Im vergangenen Jahr prangerte Hegseth die „Aggression des kommunistischen China“ an und warnte vor einem bevorstehenden Krieg mit China um Taiwan. In seiner diesjährigen Rede behauptete Hegseth lächerlicherweise: „Unter der Führung von Präsident Trump sind die Beziehungen zwischen den Vereinigten Staaten und China so gut wie seit vielen Jahren nicht mehr. Präsident Trump und diese Regierung streben einen stabilen Frieden, fairen Handel und respektvolle Beziehungen zu China an.“

Die Worte mögen angesichts der dringenden Notwendigkeit, alternative Quellen für kritische Mineralien zu erschließen und das Debakel des Iran-Kriegs zu lösen, gemildert worden sein, doch China bleibt das vorrangige militärische Ziel. Hegseth legte dar, dass die USA über „das mächtigste und fähigste Militär in der Geschichte der Welt“ verfügten. Er bezog sich ausdrücklich auf die US-Kriegsstrategie, die sich auf die Kontrolle „entlang der Ersten Inselkette“ konzentriert, die von Japan über Taiwan bis zu den Philippinen verläuft – sowohl, um das chinesische Militär einzukesseln, als auch, um ein Sprungbrett für Angriffe auf das chinesische Festland zu schaffen.

Chinas Verteidigungsminister nahm weder am letztjährigen Shangri-La-Dialog noch am diesjährigen teil, da die USA und ihre Verbündeten dort dominieren. Die chinesische Delegation wurde von Generalmajor Meng Xiangqing angeführt, einem Professor an der Nationalen Verteidigungsuniversität der Volksbefreiungsarmee. Seine kritischen Äußerungen richtete er gegen Japans rasche Remilitarisierung und die Pläne, Australien im Rahmen des AUKUS-Bündnisses (von Australien, Großbritannien und den USA) mit atomgetriebenen U-Booten auszustatten. Er warnte zudem, dass jeder Schritt Taiwans zur Unabhängigkeitserklärung „unvereinbar“ mit dem Frieden in der Taiwanstraße sei.

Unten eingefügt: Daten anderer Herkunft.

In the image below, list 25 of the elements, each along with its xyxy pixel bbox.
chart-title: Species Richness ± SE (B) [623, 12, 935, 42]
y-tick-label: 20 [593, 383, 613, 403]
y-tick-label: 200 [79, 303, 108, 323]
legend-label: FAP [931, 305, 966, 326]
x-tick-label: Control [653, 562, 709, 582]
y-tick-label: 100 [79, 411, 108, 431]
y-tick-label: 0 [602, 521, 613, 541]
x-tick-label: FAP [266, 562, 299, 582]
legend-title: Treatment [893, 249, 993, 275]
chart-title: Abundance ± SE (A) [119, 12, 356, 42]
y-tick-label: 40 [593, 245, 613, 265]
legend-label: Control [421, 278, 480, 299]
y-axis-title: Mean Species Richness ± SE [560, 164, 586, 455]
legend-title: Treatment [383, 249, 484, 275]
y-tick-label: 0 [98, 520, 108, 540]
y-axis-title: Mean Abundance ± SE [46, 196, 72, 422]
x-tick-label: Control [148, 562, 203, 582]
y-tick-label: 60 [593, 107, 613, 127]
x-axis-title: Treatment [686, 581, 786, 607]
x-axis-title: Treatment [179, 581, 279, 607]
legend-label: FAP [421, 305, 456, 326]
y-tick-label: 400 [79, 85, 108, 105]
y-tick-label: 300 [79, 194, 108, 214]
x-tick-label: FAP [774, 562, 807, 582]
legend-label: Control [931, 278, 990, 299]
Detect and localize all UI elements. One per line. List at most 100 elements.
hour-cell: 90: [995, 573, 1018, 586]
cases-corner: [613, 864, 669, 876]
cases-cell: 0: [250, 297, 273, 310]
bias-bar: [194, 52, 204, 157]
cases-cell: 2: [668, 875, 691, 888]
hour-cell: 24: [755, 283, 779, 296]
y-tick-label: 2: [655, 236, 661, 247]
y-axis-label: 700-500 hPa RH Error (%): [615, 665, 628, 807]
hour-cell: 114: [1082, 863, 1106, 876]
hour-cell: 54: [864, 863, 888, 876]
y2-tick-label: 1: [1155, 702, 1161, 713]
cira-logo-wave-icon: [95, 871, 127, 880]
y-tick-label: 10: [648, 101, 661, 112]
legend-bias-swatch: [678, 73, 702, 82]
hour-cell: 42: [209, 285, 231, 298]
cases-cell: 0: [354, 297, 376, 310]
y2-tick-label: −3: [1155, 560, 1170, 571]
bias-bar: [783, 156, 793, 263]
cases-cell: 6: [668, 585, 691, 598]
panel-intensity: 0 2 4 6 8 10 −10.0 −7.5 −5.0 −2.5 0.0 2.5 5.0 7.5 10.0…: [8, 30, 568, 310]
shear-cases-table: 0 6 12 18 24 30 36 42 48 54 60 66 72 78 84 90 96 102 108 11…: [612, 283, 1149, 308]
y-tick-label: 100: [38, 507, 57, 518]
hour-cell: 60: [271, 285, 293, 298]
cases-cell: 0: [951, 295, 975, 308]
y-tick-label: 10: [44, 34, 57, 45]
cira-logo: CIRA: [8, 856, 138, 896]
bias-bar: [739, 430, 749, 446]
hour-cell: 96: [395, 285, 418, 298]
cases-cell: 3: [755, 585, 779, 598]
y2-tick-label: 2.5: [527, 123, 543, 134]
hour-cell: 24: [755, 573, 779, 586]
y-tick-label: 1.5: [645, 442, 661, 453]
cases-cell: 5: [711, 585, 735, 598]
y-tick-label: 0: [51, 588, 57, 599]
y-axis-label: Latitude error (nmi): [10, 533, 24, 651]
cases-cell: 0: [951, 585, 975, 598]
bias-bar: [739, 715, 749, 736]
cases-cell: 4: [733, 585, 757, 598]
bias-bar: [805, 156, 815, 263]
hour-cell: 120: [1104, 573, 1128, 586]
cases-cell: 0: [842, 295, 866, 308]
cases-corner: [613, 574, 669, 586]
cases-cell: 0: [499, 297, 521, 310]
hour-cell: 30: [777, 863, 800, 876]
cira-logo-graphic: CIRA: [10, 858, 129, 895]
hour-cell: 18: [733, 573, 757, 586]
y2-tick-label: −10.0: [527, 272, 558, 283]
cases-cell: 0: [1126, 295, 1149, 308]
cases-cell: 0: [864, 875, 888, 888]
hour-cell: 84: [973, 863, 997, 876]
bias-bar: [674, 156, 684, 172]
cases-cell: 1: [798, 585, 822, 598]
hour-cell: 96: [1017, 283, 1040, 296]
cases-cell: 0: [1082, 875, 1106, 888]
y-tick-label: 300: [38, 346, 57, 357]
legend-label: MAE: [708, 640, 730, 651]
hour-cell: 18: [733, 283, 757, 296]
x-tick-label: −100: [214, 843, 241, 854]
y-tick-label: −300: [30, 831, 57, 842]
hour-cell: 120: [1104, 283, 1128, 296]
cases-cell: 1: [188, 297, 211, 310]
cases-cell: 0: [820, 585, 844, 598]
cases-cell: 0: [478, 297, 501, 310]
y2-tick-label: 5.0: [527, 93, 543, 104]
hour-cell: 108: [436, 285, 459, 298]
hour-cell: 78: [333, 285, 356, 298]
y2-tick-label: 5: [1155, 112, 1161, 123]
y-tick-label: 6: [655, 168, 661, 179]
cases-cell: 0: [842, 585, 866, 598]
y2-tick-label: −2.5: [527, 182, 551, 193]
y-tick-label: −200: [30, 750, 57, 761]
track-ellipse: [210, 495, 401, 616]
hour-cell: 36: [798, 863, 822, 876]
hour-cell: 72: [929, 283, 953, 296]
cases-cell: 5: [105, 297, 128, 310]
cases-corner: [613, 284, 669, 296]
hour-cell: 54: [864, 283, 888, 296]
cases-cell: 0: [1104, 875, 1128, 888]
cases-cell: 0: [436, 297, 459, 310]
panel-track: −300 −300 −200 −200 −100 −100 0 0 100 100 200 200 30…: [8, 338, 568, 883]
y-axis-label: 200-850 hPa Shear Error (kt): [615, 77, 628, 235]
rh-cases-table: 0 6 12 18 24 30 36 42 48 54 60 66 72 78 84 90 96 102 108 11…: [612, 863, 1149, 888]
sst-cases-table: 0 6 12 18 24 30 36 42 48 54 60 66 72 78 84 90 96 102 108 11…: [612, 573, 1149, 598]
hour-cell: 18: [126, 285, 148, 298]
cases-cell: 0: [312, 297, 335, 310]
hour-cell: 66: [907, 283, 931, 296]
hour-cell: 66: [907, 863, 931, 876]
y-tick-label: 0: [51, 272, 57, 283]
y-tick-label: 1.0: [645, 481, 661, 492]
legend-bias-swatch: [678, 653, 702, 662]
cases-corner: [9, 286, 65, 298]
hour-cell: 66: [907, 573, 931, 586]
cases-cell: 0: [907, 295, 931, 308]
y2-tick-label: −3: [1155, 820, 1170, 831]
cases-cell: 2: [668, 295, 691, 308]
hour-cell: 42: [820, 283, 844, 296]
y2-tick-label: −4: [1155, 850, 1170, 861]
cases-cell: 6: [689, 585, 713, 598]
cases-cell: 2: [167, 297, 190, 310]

Was die USA betrifft, fielen Mengs Kommentare jedoch verhalten aus. Unter Bezugnahme auf Trumps jüngstes Treffen mit Xi in Beijing sagte er: „Wir hoffen auch, dass China und die Vereinigten Staaten aufeinander zugehen … und die Entwicklung der militärischen Beziehungen auf einem gesunden, stabilen und nachhaltigen Weg fördern.“

Beijing hat keine progressive Antwort auf Washingtons kriminelle Aggression oder dem amerikanischen Kriegskurs gegen China. Während die chinesische Regierung ständig nach einem neuen Deal mit dem US-Imperialismus sucht, befindet sich das Land in einem Wettrüsten, das nur in einen globalen Konflikt eskalieren kann, der eine Katastrophe für die Menschheit bedeutet. Das einzige Mittel, um den weiteren Abstieg in einen Weltkrieg aufzuhalten, ist der Aufbau einer internationalen Antikriegsbewegung. Die Arbeiterklasse in den USA, China und auf der ganzen Welt muss für eine sozialistische Perspektive kämpfen, um dem Kapitalismus ein Ende zu setzen.